After shooting was completed on The Letter, Wyler watched a rough cut and decided that he wanted the character of Leslie to be more sympathetic. He ordered some re-writes and planned to shoot them. Bette Davis was not happy. "I was heartbroken," she said, "as I felt, after reading the rewrites, that my performance could be ruined with these additions. I asked Willie if I could see the film before doing the retakes. To my horror I was crying at myself at the end of the showing. There was dead silence in the projection room when the lights came up. I said, 'If we film these retakes, we will lose the intelligent audience. It is impossible to please everyone with any one film. If we try to accomplish this, we can lose all audiences.' Plus, to my shame, even though I played the part, I deeply sympathized with Leslie Crosbie. We only made one small addition to the original film. Wyler had agreed with me. Thank God!"

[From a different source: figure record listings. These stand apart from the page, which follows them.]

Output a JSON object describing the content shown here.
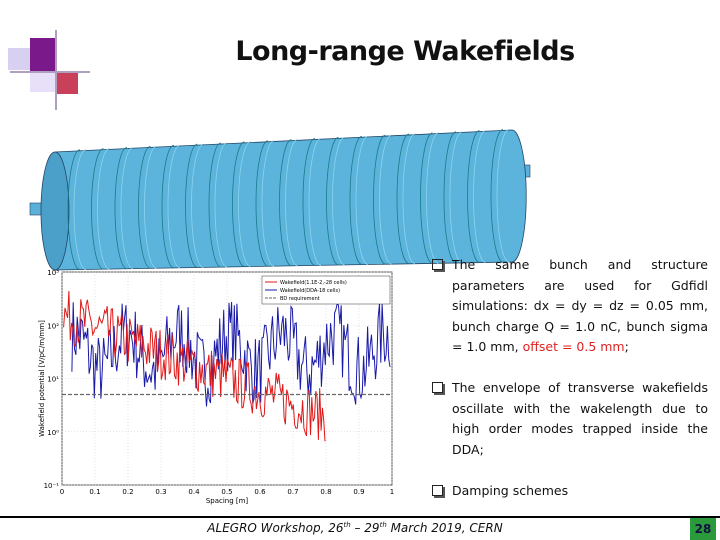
{
  "title": "Long-range Wakefields",
  "chart": {
    "y_label": "Wakefield potential [V/pC/m/mm]",
    "x_label": "Spacing [m]",
    "xticks": [
      0,
      0.1,
      0.2,
      0.3,
      0.4,
      0.5,
      0.6,
      0.7,
      0.8,
      0.9,
      1
    ],
    "yticks": [
      {
        "value": 0.1,
        "label": "10⁻¹"
      },
      {
        "value": 1,
        "label": "10⁰"
      },
      {
        "value": 10,
        "label": "10¹"
      },
      {
        "value": 100,
        "label": "10²"
      },
      {
        "value": 1000,
        "label": "10³"
      }
    ],
    "legend": [
      "Wakefield(1.1E-2,-28 cells)",
      "Wakefield(DDA-18 cells)",
      "BD requirement"
    ],
    "bd_level": 5
  },
  "bullets": [
    [
      "The same bunch and structure parameters are used for Gdfidl simulations: dx = dy = dz = 0.05 mm, bunch charge Q = 1.0 nC, bunch sigma = 1.0 mm, ",
      "offset = 0.5 mm",
      ";"
    ],
    [
      "The envelope of transverse wakefields oscillate with the wakelength due to high order modes trapped inside the DDA;"
    ],
    [
      "Damping schemes"
    ]
  ],
  "footer": [
    "ALEGRO Workshop, 26",
    "th",
    " – 29",
    "th",
    " March 2019, CERN"
  ],
  "page_number": "28"
}
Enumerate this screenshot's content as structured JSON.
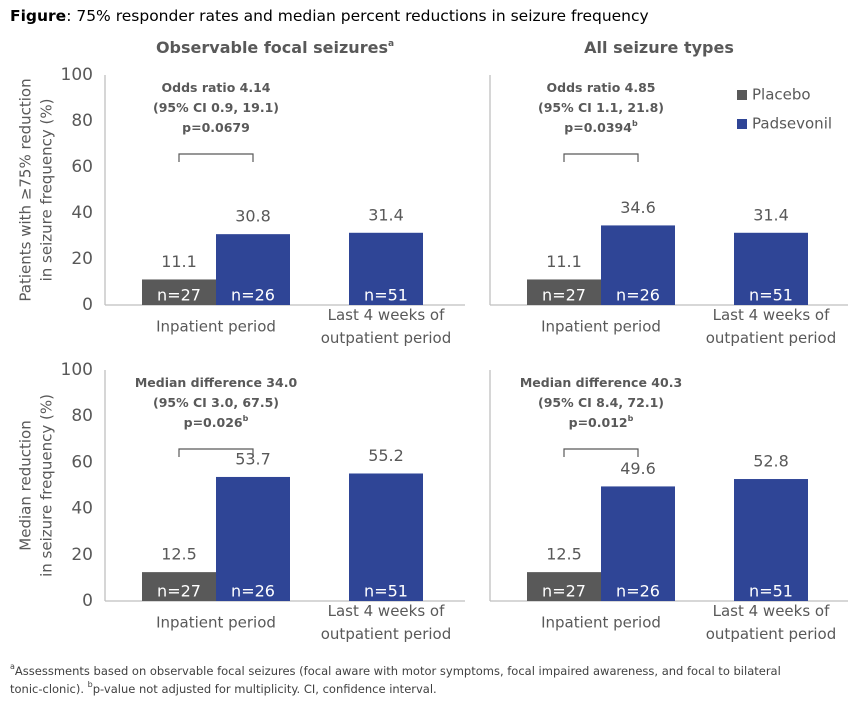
{
  "figure": {
    "label": "Figure",
    "title": ": 75% responder rates and median percent reductions in seizure frequency",
    "footnote": [
      [
        {
          "text": "a",
          "sup": true
        },
        {
          "text": "Assessments based on observable focal seizures (focal aware with motor symptoms, focal impaired awareness, and focal to bilateral"
        }
      ],
      [
        {
          "text": "tonic-clonic). "
        },
        {
          "text": "b",
          "sup": true
        },
        {
          "text": "p-value not adjusted for multiplicity. CI, confidence interval."
        }
      ]
    ]
  },
  "chart_data": [
    {
      "type": "bar",
      "column_title": "Observable focal seizures",
      "column_title_sup": "a",
      "ylabel": [
        "Patients with ≥75% reduction",
        "in seizure frequency (%)"
      ],
      "categories": [
        [
          "Inpatient period"
        ],
        [
          "Last 4 weeks of",
          "outpatient period"
        ]
      ],
      "series": [
        {
          "color": "#595959",
          "values": [
            11.1,
            null
          ],
          "n_labels": [
            "n=27",
            null
          ]
        },
        {
          "color": "#2f4596",
          "values": [
            30.8,
            31.4
          ],
          "n_labels": [
            "n=26",
            "n=51"
          ]
        }
      ],
      "annotation": {
        "lines": [
          "Odds ratio 4.14",
          "(95% CI 0.9, 19.1)",
          "p=0.0679"
        ]
      },
      "ylim": [
        0,
        100
      ],
      "yticks": [
        0,
        20,
        40,
        60,
        80,
        100
      ]
    },
    {
      "type": "bar",
      "column_title": "All seizure types",
      "categories": [
        [
          "Inpatient period"
        ],
        [
          "Last 4 weeks of",
          "outpatient period"
        ]
      ],
      "series": [
        {
          "name": "Placebo",
          "color": "#595959",
          "values": [
            11.1,
            null
          ],
          "n_labels": [
            "n=27",
            null
          ]
        },
        {
          "name": "Padsevonil",
          "color": "#2f4596",
          "values": [
            34.6,
            31.4
          ],
          "n_labels": [
            "n=26",
            "n=51"
          ]
        }
      ],
      "annotation": {
        "lines": [
          "Odds ratio 4.85",
          "(95% CI 1.1, 21.8)",
          "p=0.0394"
        ],
        "line_sup": "b"
      },
      "legend": "upper right",
      "ylim": [
        0,
        100
      ]
    },
    {
      "type": "bar",
      "ylabel": [
        "Median reduction",
        "in seizure frequency (%)"
      ],
      "categories": [
        [
          "Inpatient period"
        ],
        [
          "Last 4 weeks of",
          "outpatient period"
        ]
      ],
      "series": [
        {
          "color": "#595959",
          "values": [
            12.5,
            null
          ],
          "n_labels": [
            "n=27",
            null
          ]
        },
        {
          "color": "#2f4596",
          "values": [
            53.7,
            55.2
          ],
          "n_labels": [
            "n=26",
            "n=51"
          ]
        }
      ],
      "annotation": {
        "lines": [
          "Median difference 34.0",
          "(95% CI 3.0, 67.5)",
          "p=0.026"
        ],
        "line_sup": "b"
      },
      "ylim": [
        0,
        100
      ],
      "yticks": [
        0,
        20,
        40,
        60,
        80,
        100
      ]
    },
    {
      "type": "bar",
      "categories": [
        [
          "Inpatient period"
        ],
        [
          "Last 4 weeks of",
          "outpatient period"
        ]
      ],
      "series": [
        {
          "color": "#595959",
          "values": [
            12.5,
            null
          ],
          "n_labels": [
            "n=27",
            null
          ]
        },
        {
          "color": "#2f4596",
          "values": [
            49.6,
            52.8
          ],
          "n_labels": [
            "n=26",
            "n=51"
          ]
        }
      ],
      "annotation": {
        "lines": [
          "Median difference 40.3",
          "(95% CI 8.4, 72.1)",
          "p=0.012"
        ],
        "line_sup": "b"
      },
      "ylim": [
        0,
        100
      ]
    }
  ]
}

The Letter opened in November 1940 to widespread critical praise. It was a solid box office hit and garnered seven Academy Award nominations. It was the fifth film directed by William Wyler in a row to be nominated for Best Picture. It marked Wyler's third nomination for Best Director and Davis' fifth nomination for Best Actress.

James Stephenson, who was also nominated for an Academy Award as Best Supporting Actor, was singled out with praise for his performance as Howard Joyce. It was the break he had been waiting for his entire career. He didn't forget how Bette Davis had convinced him to stay on The Letter when he had walked off the set. "We were both having lunch in the Green Room at Warner Bros.," recalled Bette Davis, "He came to my table and said, 'Bette, I'll thank you all my life for making me stay on the picture.'" Unfortunately, Stephenson didn't get to enjoy his triumph for very long. Just months after The Letter was released, he died suddenly of a heart attack at the age of 53.

"The Letter was a magnificent picture due to Willie," said Bette Davis, summing up her feeling about the film. "Willie believed in one thing while directing a film. It didn't matter how many differences of opinion or how many upsets occurred during filming – the only thing that mattered was the finished product, what was on the screen after the film was completed."